The Less Well Know Hazards of Gasses

  • Any gas at pressure over 1000 kPa will cause you to start suffocating as in a vacuum. You can just use internals, though.
  • N2O is invisible at low pressures. If you start giggling, put on your internals to avoid passing out.
  • Any gas can displace O2, and less than 16 (also useful for optimizing internals) kPa of oxygen starts the Oxyloss.

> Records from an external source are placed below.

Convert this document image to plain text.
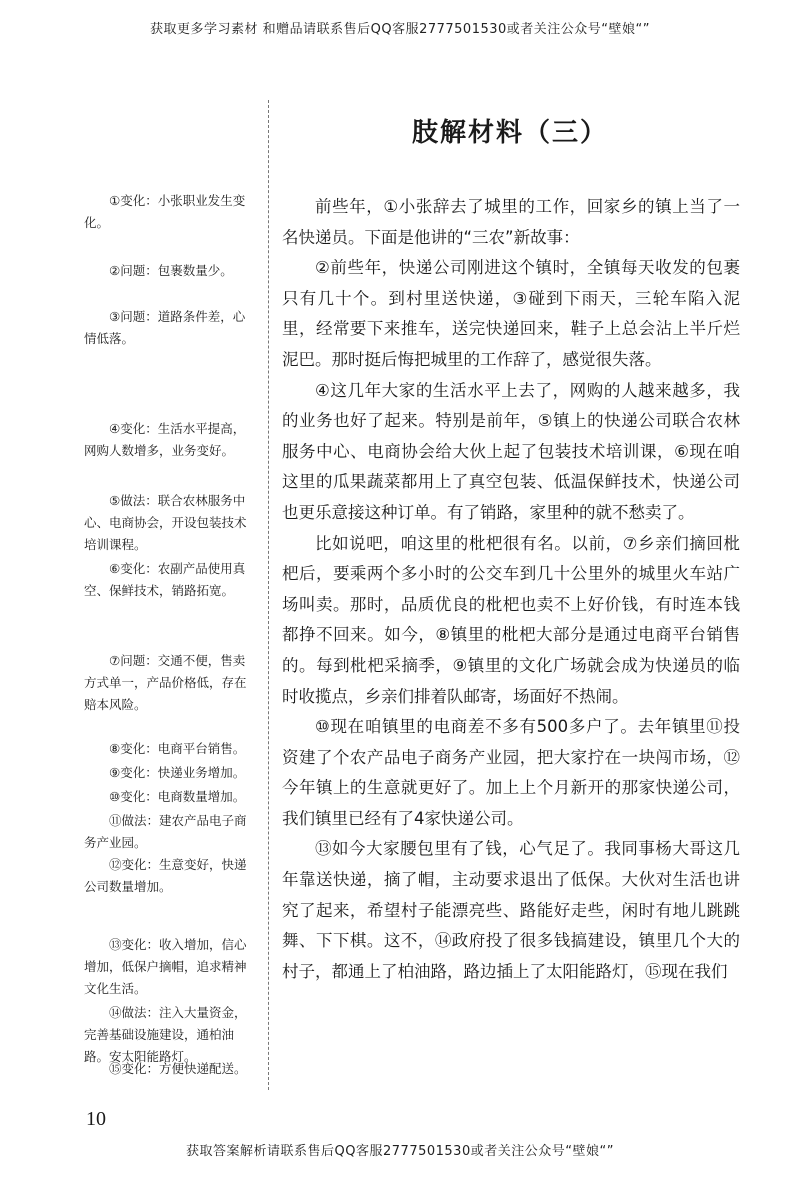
获取更多学习素材 和赠品请联系售后QQ客服2777501530或者关注公众号“壁娘“”
肢解材料（三）
①变化：小张职业发生变化。
②问题：包裹数量少。
③问题：道路条件差，心情低落。
④变化：生活水平提高，网购人数增多，业务变好。
⑤做法：联合农林服务中心、电商协会，开设包装技术培训课程。
⑥变化：农副产品使用真空、保鲜技术，销路拓宽。
⑦问题：交通不便，售卖方式单一，产品价格低，存在赔本风险。
⑧变化：电商平台销售。
⑨变化：快递业务增加。
⑩变化：电商数量增加。
⑪做法：建农产品电子商务产业园。
⑫变化：生意变好，快递公司数量增加。
⑬变化：收入增加，信心增加，低保户摘帽，追求精神文化生活。
⑭做法：注入大量资金，完善基础设施建设，通柏油路。安太阳能路灯。
⑮变化：方便快递配送。

前些年，①小张辞去了城里的工作，回家乡的镇上当了一名快递员。下面是他讲的“三农”新故事：

②前些年，快递公司刚进这个镇时，全镇每天收发的包裹只有几十个。到村里送快递，③碰到下雨天，三轮车陷入泥里，经常要下来推车，送完快递回来，鞋子上总会沾上半斤烂泥巴。那时挺后悔把城里的工作辞了，感觉很失落。

④这几年大家的生活水平上去了，网购的人越来越多，我的业务也好了起来。特别是前年，⑤镇上的快递公司联合农林服务中心、电商协会给大伙上起了包装技术培训课，⑥现在咱这里的瓜果蔬菜都用上了真空包装、低温保鲜技术，快递公司也更乐意接这种订单。有了销路，家里种的就不愁卖了。

比如说吧，咱这里的枇杷很有名。以前，⑦乡亲们摘回枇杷后，要乘两个多小时的公交车到几十公里外的城里火车站广场叫卖。那时，品质优良的枇杷也卖不上好价钱，有时连本钱都挣不回来。如今，⑧镇里的枇杷大部分是通过电商平台销售的。每到枇杷采摘季，⑨镇里的文化广场就会成为快递员的临时收揽点，乡亲们排着队邮寄，场面好不热闹。

⑩现在咱镇里的电商差不多有500多户了。去年镇里⑪投资建了个农产品电子商务产业园，把大家拧在一块闯市场，⑫今年镇上的生意就更好了。加上上个月新开的那家快递公司，我们镇里已经有了4家快递公司。

⑬如今大家腰包里有了钱，心气足了。我同事杨大哥这几年靠送快递，摘了帽，主动要求退出了低保。大伙对生活也讲究了起来，希望村子能漂亮些、路能好走些，闲时有地儿跳跳舞、下下棋。这不，⑭政府投了很多钱搞建设，镇里几个大的村子，都通上了柏油路，路边插上了太阳能路灯，⑮现在我们

10
获取答案解析请联系售后QQ客服2777501530或者关注公众号“壁娘“”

CO2 can be removed with the scrubbers, but to get rid of N2 simply apply some way of removing gas from the air and adding O2. My personal favorite is 2 air pumps, 3 connectors and a Air Filter and a canister: 1 pump draws in, goes through the connection and filters N2 into the canister, and the rest to the other pump, which expels it. Can also be used for N2O which is only sluggishly scrubbed otherwise.
  • Pressure's above 750kPa do 10DPS + 5DPS for every extra 375kPa above that mark, rounded off. Space suits completely block it all, but there is no other defence.